Nous avons donc vu que le vivant peut être vu comme un projet téléonomique, dont la fin objective est la reproduction. Mais pour se reproduire, le vivant doit d’abord survivre. Avant d’assurer sa descendance, un organisme doit vivre au moins jusqu’à un âge lui permettant de se reproduire. Avant la reproduction, la vie est donc elle-même l’un des buts que poursuit tout être vivant, que ce soit consciemment ou inconsciemment, l’homme y compris. Cette survie est une lutte. La vie n’est jamais donnée. En effet, contrairement à l’inorganique, l’organique doit sans cesse s’affirmer. Dans un remarquable essai intitulé Le fardeau et la grâce d’être mortel, Jonas s’interroge sur la fragilité intrinsèque de la vie. Faisant une investigation ontologique du vivant, il se demande ce qu’est la manière d’être d’un organisme. Il définit alors l’organisme comme ce qui agit pour continuer à être un organisme. Cet agir dépend de l’environnement et de l’organisme : c’est le métabolisme. La vie est un échange de matière entre l’organisme et son milieu : pour la respiration, pour la nutrition… etc. Cette activité est d’ailleurs ce qui le différencie de la simple matière, qui elle subsiste en étant là, sans effort : « sa conservation est un simple demeurer, non une affirmation de l’être d’instant en instant. » (Hans JONAS, « Le fardeau et la grâce d’être mortel », in G. HOTTOIS (Ed.), Aux fondements d’une éthique contemporaine, H. Jonas et H. T. Engelhardt, Paris, Vrin, 1993, p.41.).

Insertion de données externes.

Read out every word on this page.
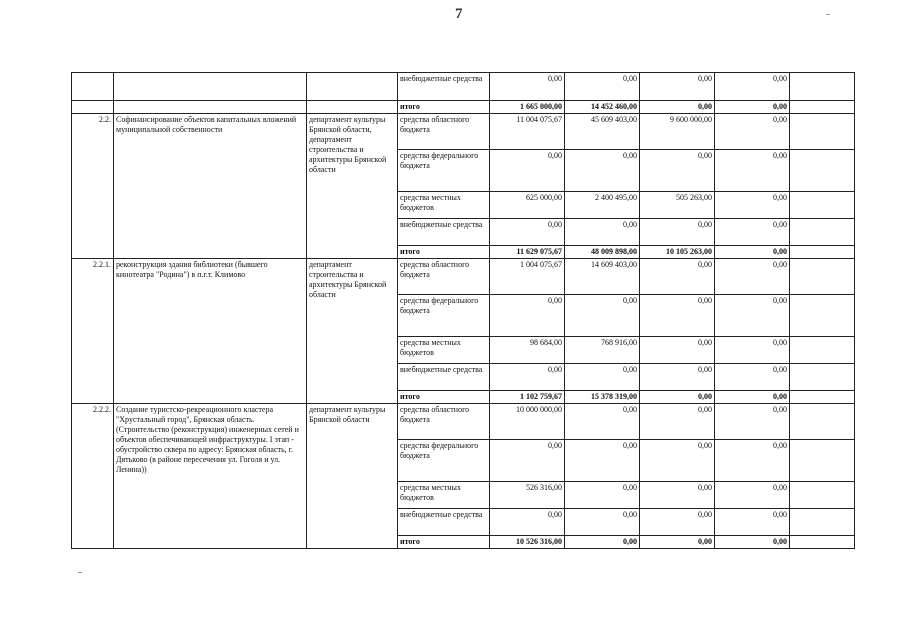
7
			внебюджетные средства	0,00	0,00	0,00	0,00	
			итого	1 665 000,00	14 452 460,00	0,00	0,00	
2.2.	Софинансирование объектов капитальных вложений муниципальной собственности	департамент культуры Брянской области, департамент строительства и архитектуры Брянской области	средства областного бюджета	11 004 075,67	45 609 403,00	9 600 000,00	0,00	
			средства федерального бюджета	0,00	0,00	0,00	0,00	
			средства местных бюджетов	625 000,00	2 400 495,00	505 263,00	0,00	
			внебюджетные средства	0,00	0,00	0,00	0,00	
			итого	11 629 075,67	48 009 898,00	10 105 263,00	0,00	
2.2.1.	реконструкция здания библиотеки (бывшего кинотеатра "Родина") в п.г.т. Климово	департамент строительства и архитектуры Брянской области	средства областного бюджета	1 004 075,67	14 609 403,00	0,00	0,00	
			средства федерального бюджета	0,00	0,00	0,00	0,00	
			средства местных бюджетов	98 684,00	768 916,00	0,00	0,00	
			внебюджетные средства	0,00	0,00	0,00	0,00	
			итого	1 102 759,67	15 378 319,00	0,00	0,00	
2.2.2.	Создание туристско-рекреационного кластера "Хрустальный город", Брянская область. (Строительство (реконструкция) инженерных сетей и объектов обеспечивающей инфраструктуры. I этап - обустройство сквера по адресу: Брянская область, г. Дятьково (в районе пересечения ул. Гоголя и ул. Ленина))	департамент культуры Брянской области	средства областного бюджета	10 000 000,00	0,00	0,00	0,00	
			средства федерального бюджета	0,00	0,00	0,00	0,00	
			средства местных бюджетов	526 316,00	0,00	0,00	0,00	
			внебюджетные средства	0,00	0,00	0,00	0,00	
			итого	10 526 316,00	0,00	0,00	0,00	
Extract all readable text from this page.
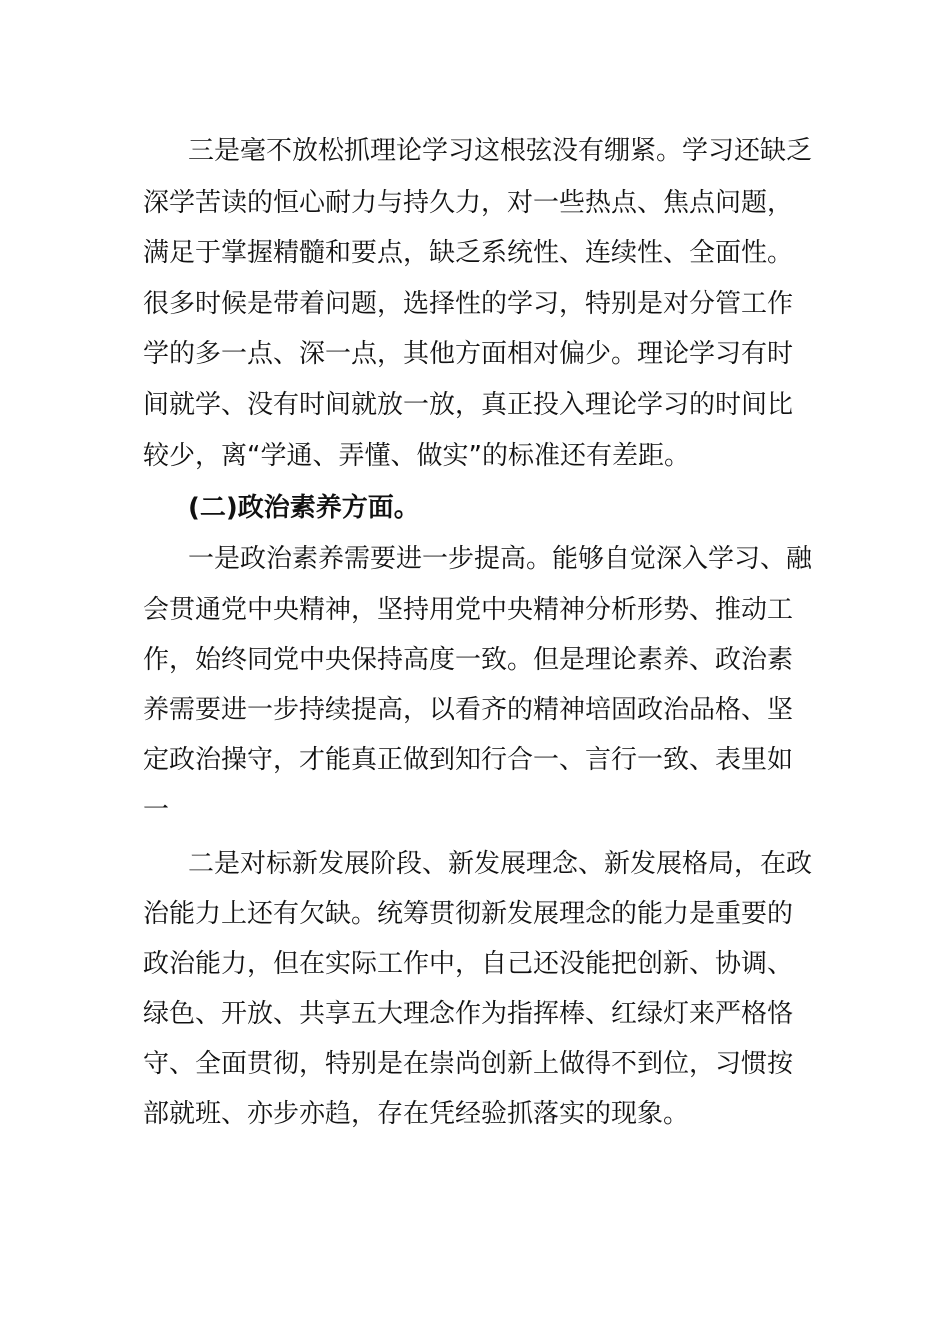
三是毫不放松抓理论学习这根弦没有绷紧。学习还缺乏

深学苦读的恒心耐力与持久力，对一些热点、焦点问题，

满足于掌握精髓和要点，缺乏系统性、连续性、全面性。

很多时候是带着问题，选择性的学习，特别是对分管工作

学的多一点、深一点，其他方面相对偏少。理论学习有时

间就学、没有时间就放一放，真正投入理论学习的时间比

较少，离“学通、弄懂、做实”的标准还有差距。

(二)政治素养方面。

一是政治素养需要进一步提高。能够自觉深入学习、融

会贯通党中央精神，坚持用党中央精神分析形势、推动工

作，始终同党中央保持高度一致。但是理论素养、政治素

养需要进一步持续提高，以看齐的精神培固政治品格、坚

定政治操守，才能真正做到知行合一、言行一致、表里如

一

二是对标新发展阶段、新发展理念、新发展格局，在政

治能力上还有欠缺。统筹贯彻新发展理念的能力是重要的

政治能力，但在实际工作中，自己还没能把创新、协调、

绿色、开放、共享五大理念作为指挥棒、红绿灯来严格恪

守、全面贯彻，特别是在崇尚创新上做得不到位，习惯按

部就班、亦步亦趋，存在凭经验抓落实的现象。
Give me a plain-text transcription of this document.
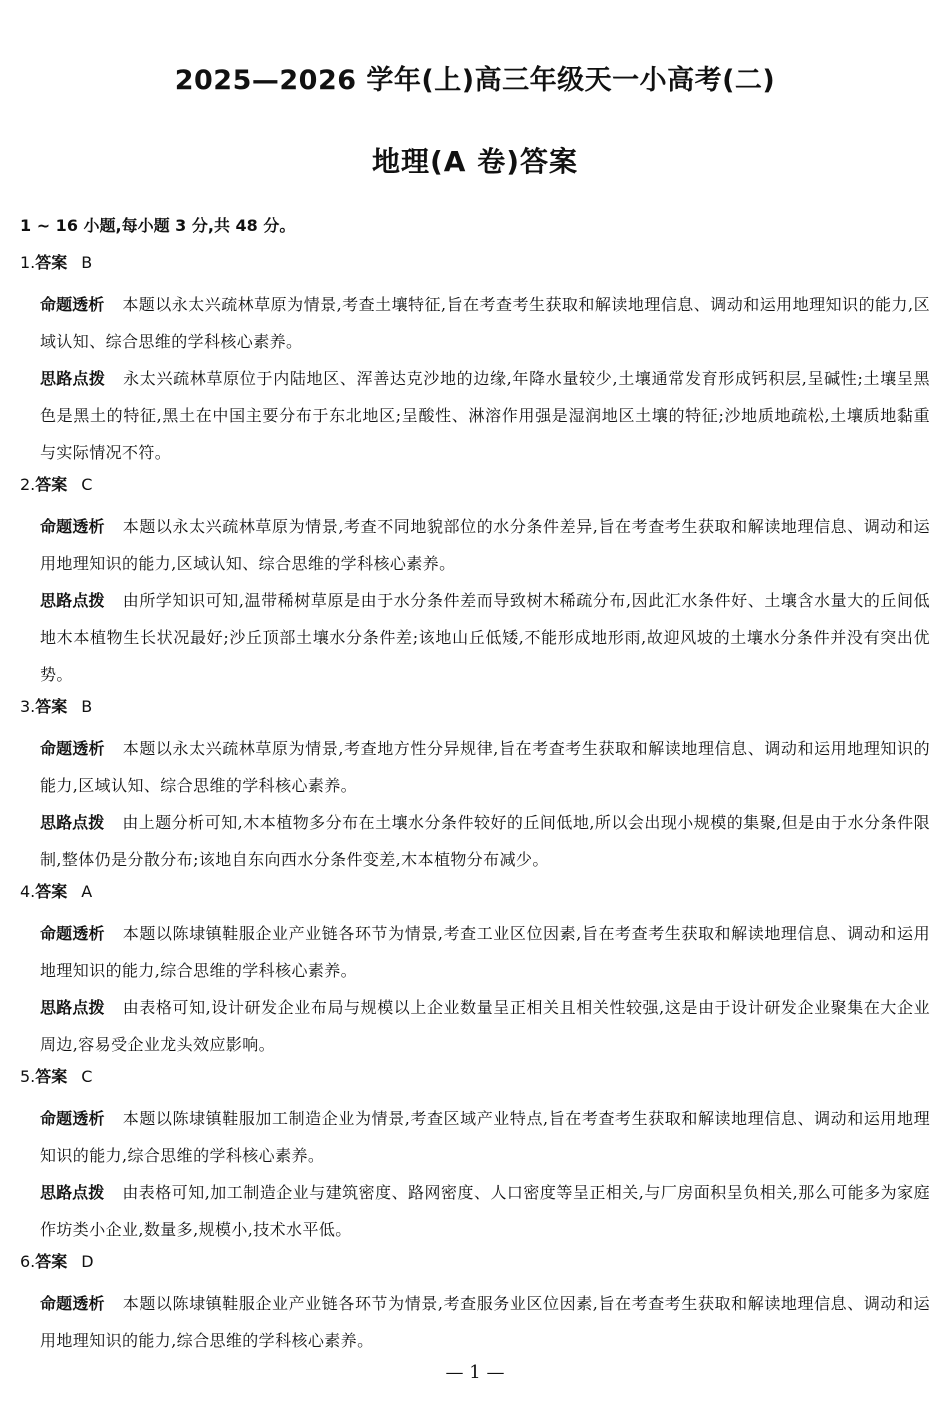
2025—2026 学年(上)高三年级天一小高考(二)
地理(A 卷)答案
1 ~ 16 小题,每小题 3 分,共 48 分。
1.答案 B
命题透析 本题以永太兴疏林草原为情景,考查土壤特征,旨在考查考生获取和解读地理信息、调动和运用地理知识的能力,区域认知、综合思维的学科核心素养。
思路点拨 永太兴疏林草原位于内陆地区、浑善达克沙地的边缘,年降水量较少,土壤通常发育形成钙积层,呈碱性;土壤呈黑色是黑土的特征,黑土在中国主要分布于东北地区;呈酸性、淋溶作用强是湿润地区土壤的特征;沙地质地疏松,土壤质地黏重与实际情况不符。
2.答案 C
命题透析 本题以永太兴疏林草原为情景,考查不同地貌部位的水分条件差异,旨在考查考生获取和解读地理信息、调动和运用地理知识的能力,区域认知、综合思维的学科核心素养。
思路点拨 由所学知识可知,温带稀树草原是由于水分条件差而导致树木稀疏分布,因此汇水条件好、土壤含水量大的丘间低地木本植物生长状况最好;沙丘顶部土壤水分条件差;该地山丘低矮,不能形成地形雨,故迎风坡的土壤水分条件并没有突出优势。
3.答案 B
命题透析 本题以永太兴疏林草原为情景,考查地方性分异规律,旨在考查考生获取和解读地理信息、调动和运用地理知识的能力,区域认知、综合思维的学科核心素养。
思路点拨 由上题分析可知,木本植物多分布在土壤水分条件较好的丘间低地,所以会出现小规模的集聚,但是由于水分条件限制,整体仍是分散分布;该地自东向西水分条件变差,木本植物分布减少。
4.答案 A
命题透析 本题以陈埭镇鞋服企业产业链各环节为情景,考查工业区位因素,旨在考查考生获取和解读地理信息、调动和运用地理知识的能力,综合思维的学科核心素养。
思路点拨 由表格可知,设计研发企业布局与规模以上企业数量呈正相关且相关性较强,这是由于设计研发企业聚集在大企业周边,容易受企业龙头效应影响。
5.答案 C
命题透析 本题以陈埭镇鞋服加工制造企业为情景,考查区域产业特点,旨在考查考生获取和解读地理信息、调动和运用地理知识的能力,综合思维的学科核心素养。
思路点拨 由表格可知,加工制造企业与建筑密度、路网密度、人口密度等呈正相关,与厂房面积呈负相关,那么可能多为家庭作坊类小企业,数量多,规模小,技术水平低。
6.答案 D
命题透析 本题以陈埭镇鞋服企业产业链各环节为情景,考查服务业区位因素,旨在考查考生获取和解读地理信息、调动和运用地理知识的能力,综合思维的学科核心素养。
— 1 —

De plus, un objet inorganique est relativement stable, immuable. De lui-même, il ne tend pas au changement : sa matière reste identique. Le vivant, au contraire, n’est jamais composé de la même matière. Toujours identique à lui-même, il change pourtant incessamment de matière par ses échanges répétés avec l’environnement. Le vivant est donc de la matière, mais il ne s’identifie jamais à un état donné de matière. C’est d’ailleurs dans ce curieux phénomène d’identité toujours fuyante que Jonas voit les prémices de ce qui, chez l’homme, s’appelle la liberté. Elle n’est ici qu’une certaine indépendance de l’organisme vis-à-vis de la matière qui le compose, et à laquelle pourtant il n’est jamais réductible. Mais si, en ce sens, le vivant dispose d’une certaine liberté par rapport à la matière, il en est cependant tributaire pour assurer sa survie. « Par conséquent, l’exercice de la liberté dont jouit le vivant est plutôt une dure nécessité. ».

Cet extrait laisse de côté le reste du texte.